Après avoir pris part aux Jeux de 2010 à Vancouver et à ceux de Sotchi en 2014, la skieuse de 28 ans n’a pas mis pour autant une croix sur sa carrière olympique.

Dans un local d’entraînement du PEPS de Québec à plus de 10 000 kilomètres de Pyeongchang, Gagnon poursuit sa rééducation, mais n’entretient pas d’amertume.

«Je vais regarder les Olympiques, a-t-elle déclaré dans une entrevue diffusée par TVA Sports, vendredi. J’ai l’application, j’ai regardé la cérémonie d’ouverture, j’ai trouvé le Canada et j’ai trouvé mes amis!
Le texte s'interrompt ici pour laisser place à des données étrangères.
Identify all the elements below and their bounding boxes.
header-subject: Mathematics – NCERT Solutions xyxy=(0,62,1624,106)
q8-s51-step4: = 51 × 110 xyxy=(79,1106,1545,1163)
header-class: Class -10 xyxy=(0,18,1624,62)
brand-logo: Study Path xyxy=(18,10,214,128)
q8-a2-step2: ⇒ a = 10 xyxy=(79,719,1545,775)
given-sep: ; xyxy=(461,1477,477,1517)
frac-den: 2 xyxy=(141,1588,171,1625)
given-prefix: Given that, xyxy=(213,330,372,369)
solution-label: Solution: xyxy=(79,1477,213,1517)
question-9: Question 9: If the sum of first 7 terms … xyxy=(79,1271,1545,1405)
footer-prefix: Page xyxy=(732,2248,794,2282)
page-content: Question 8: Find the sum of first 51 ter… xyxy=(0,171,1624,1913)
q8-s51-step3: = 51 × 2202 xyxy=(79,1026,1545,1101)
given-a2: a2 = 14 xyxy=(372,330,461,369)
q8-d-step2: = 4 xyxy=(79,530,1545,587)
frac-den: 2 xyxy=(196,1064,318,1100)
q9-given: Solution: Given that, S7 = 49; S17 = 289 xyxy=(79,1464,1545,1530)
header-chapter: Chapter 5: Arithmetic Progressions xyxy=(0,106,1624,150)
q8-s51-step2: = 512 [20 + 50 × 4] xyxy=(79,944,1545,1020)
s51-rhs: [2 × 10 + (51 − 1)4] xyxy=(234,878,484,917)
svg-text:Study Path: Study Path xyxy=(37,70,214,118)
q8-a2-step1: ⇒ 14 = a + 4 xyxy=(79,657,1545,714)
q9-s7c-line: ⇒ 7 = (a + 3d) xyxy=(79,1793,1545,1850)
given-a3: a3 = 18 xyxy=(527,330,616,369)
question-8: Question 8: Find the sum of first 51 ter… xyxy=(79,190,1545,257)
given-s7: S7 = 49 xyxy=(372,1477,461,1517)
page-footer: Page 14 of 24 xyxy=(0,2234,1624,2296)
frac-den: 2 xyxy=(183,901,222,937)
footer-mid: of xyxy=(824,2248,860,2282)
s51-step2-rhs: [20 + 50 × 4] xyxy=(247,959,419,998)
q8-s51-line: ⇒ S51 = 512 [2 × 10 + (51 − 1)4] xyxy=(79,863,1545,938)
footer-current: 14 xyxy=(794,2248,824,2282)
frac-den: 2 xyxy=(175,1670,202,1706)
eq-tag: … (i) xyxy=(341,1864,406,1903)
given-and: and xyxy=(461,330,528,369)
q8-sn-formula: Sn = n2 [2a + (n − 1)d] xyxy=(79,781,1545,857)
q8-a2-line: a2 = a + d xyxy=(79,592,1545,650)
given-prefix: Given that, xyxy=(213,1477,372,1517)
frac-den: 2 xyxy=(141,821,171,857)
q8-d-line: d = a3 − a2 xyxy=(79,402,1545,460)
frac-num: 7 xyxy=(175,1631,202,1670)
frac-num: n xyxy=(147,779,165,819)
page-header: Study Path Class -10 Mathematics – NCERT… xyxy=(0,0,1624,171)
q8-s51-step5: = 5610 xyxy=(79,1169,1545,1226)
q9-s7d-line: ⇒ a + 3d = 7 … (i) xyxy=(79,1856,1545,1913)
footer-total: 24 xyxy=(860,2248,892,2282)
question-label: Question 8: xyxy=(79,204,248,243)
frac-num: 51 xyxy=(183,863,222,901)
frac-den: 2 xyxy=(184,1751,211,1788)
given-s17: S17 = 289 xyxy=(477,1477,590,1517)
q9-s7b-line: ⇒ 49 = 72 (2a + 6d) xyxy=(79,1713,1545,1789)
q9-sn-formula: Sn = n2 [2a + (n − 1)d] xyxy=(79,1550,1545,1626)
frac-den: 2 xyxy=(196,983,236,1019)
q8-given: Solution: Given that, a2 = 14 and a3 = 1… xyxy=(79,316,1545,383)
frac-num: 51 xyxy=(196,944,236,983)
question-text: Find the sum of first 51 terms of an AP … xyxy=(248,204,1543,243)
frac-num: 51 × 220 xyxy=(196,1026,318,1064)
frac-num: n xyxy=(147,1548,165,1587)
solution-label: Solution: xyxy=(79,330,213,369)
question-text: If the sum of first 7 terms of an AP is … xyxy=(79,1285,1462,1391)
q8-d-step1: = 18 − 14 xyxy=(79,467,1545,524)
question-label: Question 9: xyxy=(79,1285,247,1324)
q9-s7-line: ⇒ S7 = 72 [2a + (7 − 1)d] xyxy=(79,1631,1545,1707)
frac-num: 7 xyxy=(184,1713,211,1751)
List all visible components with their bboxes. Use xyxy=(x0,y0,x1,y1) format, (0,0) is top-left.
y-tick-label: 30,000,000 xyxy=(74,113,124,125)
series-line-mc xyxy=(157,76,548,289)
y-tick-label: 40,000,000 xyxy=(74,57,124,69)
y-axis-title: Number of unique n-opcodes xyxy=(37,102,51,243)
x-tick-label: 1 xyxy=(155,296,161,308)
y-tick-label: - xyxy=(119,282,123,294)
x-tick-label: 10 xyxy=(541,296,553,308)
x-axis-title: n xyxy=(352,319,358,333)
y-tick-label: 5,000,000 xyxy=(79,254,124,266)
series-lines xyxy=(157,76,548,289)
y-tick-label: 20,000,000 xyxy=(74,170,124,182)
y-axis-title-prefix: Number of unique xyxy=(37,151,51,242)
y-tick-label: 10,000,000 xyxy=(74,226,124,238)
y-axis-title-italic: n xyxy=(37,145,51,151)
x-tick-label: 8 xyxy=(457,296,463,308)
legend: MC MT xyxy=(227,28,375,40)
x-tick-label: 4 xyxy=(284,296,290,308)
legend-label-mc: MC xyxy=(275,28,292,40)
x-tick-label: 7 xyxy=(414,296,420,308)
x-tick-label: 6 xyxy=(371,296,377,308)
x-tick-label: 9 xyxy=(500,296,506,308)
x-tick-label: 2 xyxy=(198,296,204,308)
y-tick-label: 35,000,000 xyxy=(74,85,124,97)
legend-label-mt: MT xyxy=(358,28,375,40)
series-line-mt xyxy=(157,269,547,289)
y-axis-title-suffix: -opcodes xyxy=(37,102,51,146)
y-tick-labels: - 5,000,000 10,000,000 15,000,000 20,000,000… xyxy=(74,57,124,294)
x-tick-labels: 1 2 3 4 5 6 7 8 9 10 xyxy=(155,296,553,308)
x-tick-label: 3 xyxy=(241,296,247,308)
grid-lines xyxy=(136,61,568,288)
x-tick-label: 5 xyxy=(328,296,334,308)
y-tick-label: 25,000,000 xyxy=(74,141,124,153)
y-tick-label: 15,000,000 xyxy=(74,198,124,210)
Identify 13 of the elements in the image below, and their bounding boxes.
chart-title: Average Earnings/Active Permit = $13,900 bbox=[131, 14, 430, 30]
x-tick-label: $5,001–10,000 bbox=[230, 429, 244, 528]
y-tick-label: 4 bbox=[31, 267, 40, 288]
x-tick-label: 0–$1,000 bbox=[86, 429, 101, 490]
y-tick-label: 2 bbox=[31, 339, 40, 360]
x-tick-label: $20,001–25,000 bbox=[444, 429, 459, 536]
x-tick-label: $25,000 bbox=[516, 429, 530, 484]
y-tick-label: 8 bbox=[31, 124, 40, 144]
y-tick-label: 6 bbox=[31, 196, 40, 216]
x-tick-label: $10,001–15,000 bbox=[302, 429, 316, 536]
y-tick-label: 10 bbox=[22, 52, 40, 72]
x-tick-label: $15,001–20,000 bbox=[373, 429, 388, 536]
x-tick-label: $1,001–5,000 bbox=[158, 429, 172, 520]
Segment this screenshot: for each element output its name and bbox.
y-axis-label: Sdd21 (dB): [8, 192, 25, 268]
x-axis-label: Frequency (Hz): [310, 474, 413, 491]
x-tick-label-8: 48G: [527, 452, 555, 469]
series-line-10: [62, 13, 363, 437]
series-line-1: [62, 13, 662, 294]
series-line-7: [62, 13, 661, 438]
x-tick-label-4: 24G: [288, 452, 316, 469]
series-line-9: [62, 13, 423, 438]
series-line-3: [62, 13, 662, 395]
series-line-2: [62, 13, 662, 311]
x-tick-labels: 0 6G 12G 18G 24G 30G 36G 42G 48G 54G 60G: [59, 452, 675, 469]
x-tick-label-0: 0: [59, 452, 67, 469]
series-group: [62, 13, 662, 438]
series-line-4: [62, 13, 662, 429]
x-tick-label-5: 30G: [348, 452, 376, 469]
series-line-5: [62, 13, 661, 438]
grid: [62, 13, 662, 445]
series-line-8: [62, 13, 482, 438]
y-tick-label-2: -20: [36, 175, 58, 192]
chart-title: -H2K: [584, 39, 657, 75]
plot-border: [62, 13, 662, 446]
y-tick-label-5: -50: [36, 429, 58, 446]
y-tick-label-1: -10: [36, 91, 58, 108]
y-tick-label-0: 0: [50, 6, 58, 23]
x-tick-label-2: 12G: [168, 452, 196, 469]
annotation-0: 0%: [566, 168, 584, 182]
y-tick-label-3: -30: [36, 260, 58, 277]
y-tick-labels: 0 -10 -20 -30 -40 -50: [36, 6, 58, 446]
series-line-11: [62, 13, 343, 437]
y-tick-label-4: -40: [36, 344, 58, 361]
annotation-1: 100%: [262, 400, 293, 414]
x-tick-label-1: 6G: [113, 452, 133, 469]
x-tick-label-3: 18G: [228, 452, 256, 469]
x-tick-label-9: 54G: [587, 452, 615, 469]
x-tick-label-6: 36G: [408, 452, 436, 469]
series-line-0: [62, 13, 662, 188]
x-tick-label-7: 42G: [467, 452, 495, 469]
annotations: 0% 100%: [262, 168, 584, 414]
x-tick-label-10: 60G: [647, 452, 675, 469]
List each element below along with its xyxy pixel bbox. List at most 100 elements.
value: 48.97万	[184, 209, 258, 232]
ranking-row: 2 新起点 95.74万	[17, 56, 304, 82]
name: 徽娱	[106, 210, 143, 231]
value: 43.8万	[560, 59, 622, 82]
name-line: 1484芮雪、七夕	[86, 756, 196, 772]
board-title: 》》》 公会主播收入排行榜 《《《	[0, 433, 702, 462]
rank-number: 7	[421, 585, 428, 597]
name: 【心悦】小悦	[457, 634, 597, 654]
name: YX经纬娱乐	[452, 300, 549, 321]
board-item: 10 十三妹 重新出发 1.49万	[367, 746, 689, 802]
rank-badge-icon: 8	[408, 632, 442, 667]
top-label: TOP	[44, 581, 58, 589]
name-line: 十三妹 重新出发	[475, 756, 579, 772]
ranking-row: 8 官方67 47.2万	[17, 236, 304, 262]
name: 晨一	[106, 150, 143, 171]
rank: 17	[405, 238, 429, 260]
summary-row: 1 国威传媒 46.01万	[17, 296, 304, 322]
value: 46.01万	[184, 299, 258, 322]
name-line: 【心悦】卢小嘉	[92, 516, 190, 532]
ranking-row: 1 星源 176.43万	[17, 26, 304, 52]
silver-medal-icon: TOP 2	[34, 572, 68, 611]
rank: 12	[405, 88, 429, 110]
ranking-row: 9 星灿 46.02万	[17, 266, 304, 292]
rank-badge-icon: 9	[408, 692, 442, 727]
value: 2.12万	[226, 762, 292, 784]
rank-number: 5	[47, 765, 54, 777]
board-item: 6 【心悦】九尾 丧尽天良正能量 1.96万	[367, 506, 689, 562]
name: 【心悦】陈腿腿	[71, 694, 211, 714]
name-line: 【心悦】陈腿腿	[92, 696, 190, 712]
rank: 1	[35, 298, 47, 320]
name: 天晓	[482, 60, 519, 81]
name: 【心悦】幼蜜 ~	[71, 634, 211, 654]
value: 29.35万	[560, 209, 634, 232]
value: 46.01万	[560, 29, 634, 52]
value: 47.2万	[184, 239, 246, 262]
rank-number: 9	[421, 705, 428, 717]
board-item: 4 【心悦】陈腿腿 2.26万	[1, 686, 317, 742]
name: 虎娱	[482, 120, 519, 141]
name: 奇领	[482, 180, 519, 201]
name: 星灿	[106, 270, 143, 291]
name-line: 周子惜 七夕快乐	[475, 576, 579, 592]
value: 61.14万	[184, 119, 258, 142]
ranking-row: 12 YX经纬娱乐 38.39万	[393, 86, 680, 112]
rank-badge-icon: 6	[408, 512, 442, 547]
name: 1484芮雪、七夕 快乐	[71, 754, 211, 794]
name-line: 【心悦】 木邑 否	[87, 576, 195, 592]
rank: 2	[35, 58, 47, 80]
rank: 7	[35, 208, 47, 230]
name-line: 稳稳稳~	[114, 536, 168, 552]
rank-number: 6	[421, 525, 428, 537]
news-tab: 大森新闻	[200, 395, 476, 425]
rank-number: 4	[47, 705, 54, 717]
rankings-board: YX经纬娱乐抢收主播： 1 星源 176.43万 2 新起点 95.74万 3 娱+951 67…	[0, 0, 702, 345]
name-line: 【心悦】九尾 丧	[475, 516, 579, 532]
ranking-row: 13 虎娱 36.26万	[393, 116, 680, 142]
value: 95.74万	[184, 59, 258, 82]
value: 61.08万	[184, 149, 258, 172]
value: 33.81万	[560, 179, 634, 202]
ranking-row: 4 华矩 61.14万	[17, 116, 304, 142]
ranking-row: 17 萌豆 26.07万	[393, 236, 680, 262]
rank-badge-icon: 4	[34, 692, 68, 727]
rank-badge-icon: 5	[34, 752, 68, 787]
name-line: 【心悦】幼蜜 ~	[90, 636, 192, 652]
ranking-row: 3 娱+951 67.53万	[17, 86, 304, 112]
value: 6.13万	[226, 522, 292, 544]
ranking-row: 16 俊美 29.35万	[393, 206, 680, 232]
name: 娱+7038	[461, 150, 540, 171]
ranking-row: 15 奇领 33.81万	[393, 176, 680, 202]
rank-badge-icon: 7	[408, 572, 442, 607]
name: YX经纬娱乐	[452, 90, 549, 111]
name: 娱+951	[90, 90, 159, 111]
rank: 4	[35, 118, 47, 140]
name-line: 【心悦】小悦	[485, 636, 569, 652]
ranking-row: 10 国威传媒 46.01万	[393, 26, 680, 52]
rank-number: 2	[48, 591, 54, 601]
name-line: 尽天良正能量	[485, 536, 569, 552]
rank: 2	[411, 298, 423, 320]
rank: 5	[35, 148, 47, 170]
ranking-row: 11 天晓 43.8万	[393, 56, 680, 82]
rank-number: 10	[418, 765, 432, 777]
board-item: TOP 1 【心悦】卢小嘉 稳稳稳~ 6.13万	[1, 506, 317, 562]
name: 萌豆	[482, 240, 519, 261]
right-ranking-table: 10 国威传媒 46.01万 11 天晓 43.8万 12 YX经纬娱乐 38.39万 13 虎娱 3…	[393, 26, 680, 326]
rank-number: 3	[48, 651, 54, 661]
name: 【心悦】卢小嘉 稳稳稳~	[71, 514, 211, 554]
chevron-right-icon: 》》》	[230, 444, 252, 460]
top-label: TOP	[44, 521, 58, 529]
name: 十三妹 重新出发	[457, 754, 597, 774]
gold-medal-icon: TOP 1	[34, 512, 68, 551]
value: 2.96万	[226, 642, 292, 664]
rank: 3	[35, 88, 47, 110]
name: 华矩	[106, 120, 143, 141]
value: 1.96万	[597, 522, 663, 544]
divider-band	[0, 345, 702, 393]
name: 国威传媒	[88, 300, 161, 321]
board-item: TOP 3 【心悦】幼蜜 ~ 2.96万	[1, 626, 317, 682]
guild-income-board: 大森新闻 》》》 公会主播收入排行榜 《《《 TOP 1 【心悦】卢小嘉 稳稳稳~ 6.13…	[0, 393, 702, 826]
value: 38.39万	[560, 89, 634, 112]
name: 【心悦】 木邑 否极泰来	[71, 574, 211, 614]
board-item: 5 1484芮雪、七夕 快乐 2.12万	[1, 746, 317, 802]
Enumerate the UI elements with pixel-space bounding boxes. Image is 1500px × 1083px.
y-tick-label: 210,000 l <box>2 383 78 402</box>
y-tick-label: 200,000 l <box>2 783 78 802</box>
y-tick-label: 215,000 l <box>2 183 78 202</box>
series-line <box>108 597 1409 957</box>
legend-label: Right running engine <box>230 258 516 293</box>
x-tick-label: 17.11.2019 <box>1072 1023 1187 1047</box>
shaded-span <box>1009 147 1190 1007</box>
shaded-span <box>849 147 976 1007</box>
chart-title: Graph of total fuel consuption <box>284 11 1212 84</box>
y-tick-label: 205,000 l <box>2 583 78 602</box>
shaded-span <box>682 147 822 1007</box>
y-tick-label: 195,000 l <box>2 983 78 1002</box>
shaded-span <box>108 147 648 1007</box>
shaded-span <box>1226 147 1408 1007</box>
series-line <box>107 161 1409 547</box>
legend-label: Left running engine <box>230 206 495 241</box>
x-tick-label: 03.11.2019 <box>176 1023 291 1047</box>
Pour Laurence St-Germain, ce sont ses premiers Jeux olympiques. Elle doit tellement être heureuse!»

Cicatrices au genou et à l’épaule, résultat d’opérations, Gagnon ne retrouvera ses skis qu’en juillet prochain. Pourtant, le bosseur Philippe Marquis, qui a subi la même blessure, est en Corée du Sud, après avoir cependant décidé d’éviter la chirurgie.

«Phil me disait que c’était ses derniers Jeux. Je le trouve très brave de faire ça.»

Gagnon vise plutôt les Jeux de 2022 à Pékin, en Chine, quand elle aura 32 ans et qu’il ne fera plus de doute qu’elle participera à ses derniers JO.

«J’ai un autre quatre ans que je veux faire sur le circuit de la Coupe du monde. Je ne veux pas finir ma carrière et me dire que mon genou me fait mal. J’aurais pu prendre le risque mais, en même temps, je me suis blessée en décembre. C’était long à attendre d’ici les Olympiques.»